Ce duel fait suite au retrait américain, la semaine dernière, du traité INF. Signé en 1987 entre les États-Unis et l’URSS, il leur interdisait la fabrication, le déploiement et l’usage de missiles sol-sol d’une portée de 500 à 5500 km. Pour Washington, un tel retrait vise moins la Russie, qu’il accuse d’avoir violé le traité, que la Chine, qui n’est pas signataire. Ayant juridiquement les mains libres, Pékin développe une stratégie régionale de «déni d’accès» qui s’appuie sur plusieurs programmes de missiles balistiques à portée intermédiaire. Certains d’entre eux, spécifiquement conçus pour la lutte antinavire, inquiètent l’US Navy , dont les porte-avions sont le principal moyen de projection. En développant des missiles terrestres, les Américains pourraient tenter de rééquilibrer la balance alors que la Chine contrôle largement la mer de Chine méridionale, enjeu de nombreux litiges territoriaux avec les pays riverains, et qu’elle maintient une forte pression contre Taïwan.


● La Corée du Sud et le Japon ravivent des tensions historiques


Dans ce contexte de crise nord-coréenne et de montée en puissance de la Chine, la Corée du Sud a laissé entendre la semaine dernière qu’elle se doterait d’ici la fin des années 2020 de son premier porte-avions, équipé de F-35B, quelques mois après que le Japon a lui-même décidé de transformer ses porte-hélicoptères pour qu’ils puissent accueillir le chasseur américain. Cet intérêt croissant des Japonais et des Sud-Coréens pour les forces aéronavales ne s’explique pas seulement par les grandes ambitions de Pékin qui va mettre en service cette année son deuxième porte-avions et qui en construit deux autres, plus modernes. La réaction de Séoul illustre aussi le bras de fer qui l’oppose au Japon. La rivalité entre les deux puissances asiatiques est ancienne, remontant à la colonisation de la péninsule coréenne par le Japon impérial de 1910 à 1945. Malgré un traité de normalisation en 1965, les deux pays s’écharpent régulièrement, particulièrement depuis la fin de l’année 2018 et plus encore depuis quelques semaines. Alors que la crise se traduit surtout par des condamnations politiques et des sanctions commerciales, une dimension militaire latente demeure, rappelant que le conflit est aussi territorial, le Japon revendiquant la souveraineté des îles Dokdo contrôlées par la Corée du Sud.

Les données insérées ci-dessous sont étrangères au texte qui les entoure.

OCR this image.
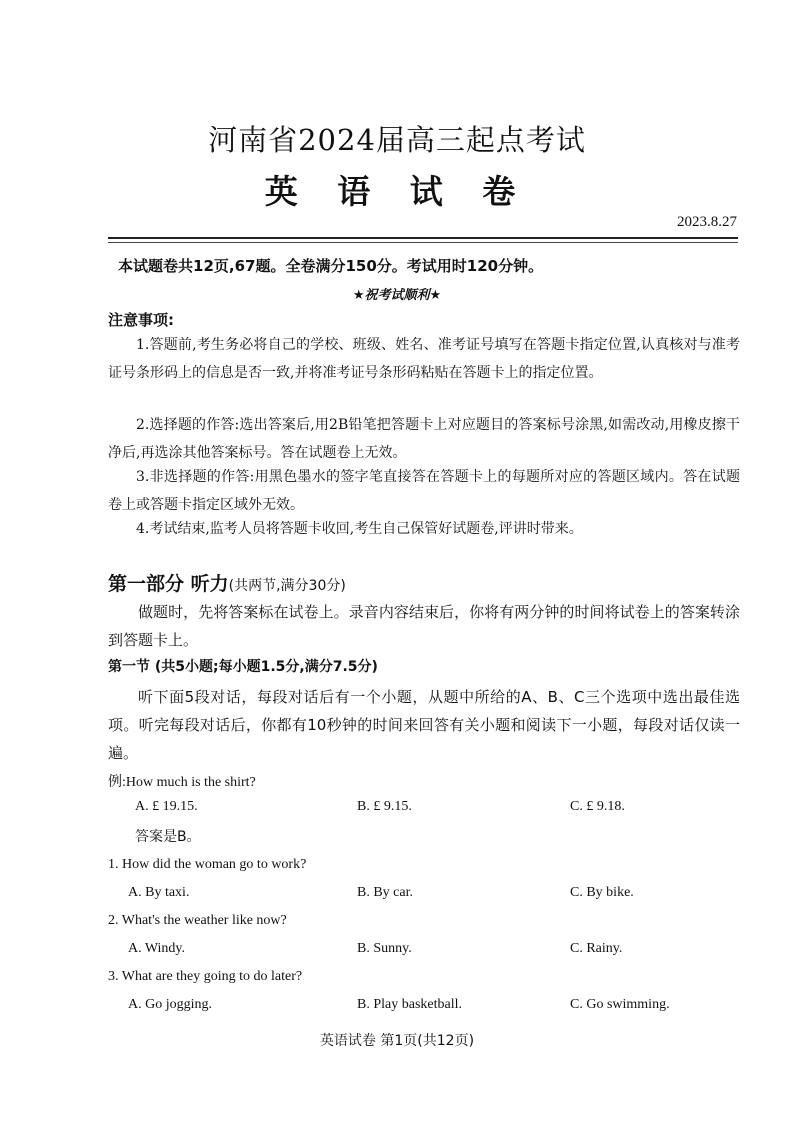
河南省2024届高三起点考试
英 语 试 卷
2023.8.27
本试题卷共12页,67题。全卷满分150分。考试用时120分钟。
★祝考试顺利★
注意事项:
1.答题前,考生务必将自己的学校、班级、姓名、准考证号填写在答题卡指定位置,认真核对与准考证号条形码上的信息是否一致,并将准考证号条形码粘贴在答题卡上的指定位置。
2.选择题的作答:选出答案后,用2B铅笔把答题卡上对应题目的答案标号涂黑,如需改动,用橡皮擦干净后,再选涂其他答案标号。答在试题卷上无效。
3.非选择题的作答:用黑色墨水的签字笔直接答在答题卡上的每题所对应的答题区域内。答在试题卷上或答题卡指定区域外无效。
4.考试结束,监考人员将答题卡收回,考生自己保管好试题卷,评讲时带来。
第一部分 听力(共两节,满分30分)
做题时，先将答案标在试卷上。录音内容结束后，你将有两分钟的时间将试卷上的答案转涂到答题卡上。
第一节 (共5小题;每小题1.5分,满分7.5分)
听下面5段对话，每段对话后有一个小题，从题中所给的A、B、C三个选项中选出最佳选项。听完每段对话后，你都有10秒钟的时间来回答有关小题和阅读下一小题，每段对话仅读一遍。
例:How much is the shirt?
A. £ 19.15.	B. £ 9.15.	C. £ 9.18.
答案是B。
1. How did the woman go to work?
A. By taxi.	B. By car.	C. By bike.
2. What's the weather like now?
A. Windy.	B. Sunny.	C. Rainy.
3. What are they going to do later?
A. Go jogging.	B. Play basketball.	C. Go swimming.
英语试卷 第1页(共12页)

Cette brouille ne peut qu’embarrasser les États-Unis qui, au-delà des exportations d’armements que cela peut engendrer, aimeraient pouvoir offrir à Pékin l’image d’un front uni avec ses deux alliés japonais et sud-coréen. D’autant que Pékin, de son côté, renforce ses liens stratégiques et militaires avec la Russie, mentionnée explicitement dans son dernier Livre blanc sur la défense. Il n’est pas anodin que, fin juillet, une patrouille aérienne russo-chinoise comprenant des bombardiers lourds ait donné lieu à un incident diplomatique et à des tirs de sommation après qu’un avion de guet russe a pénétré dans l’espace aérien sud-coréen. En Asie, les armes se font entendre chaque jour faiblement, mais distinctement.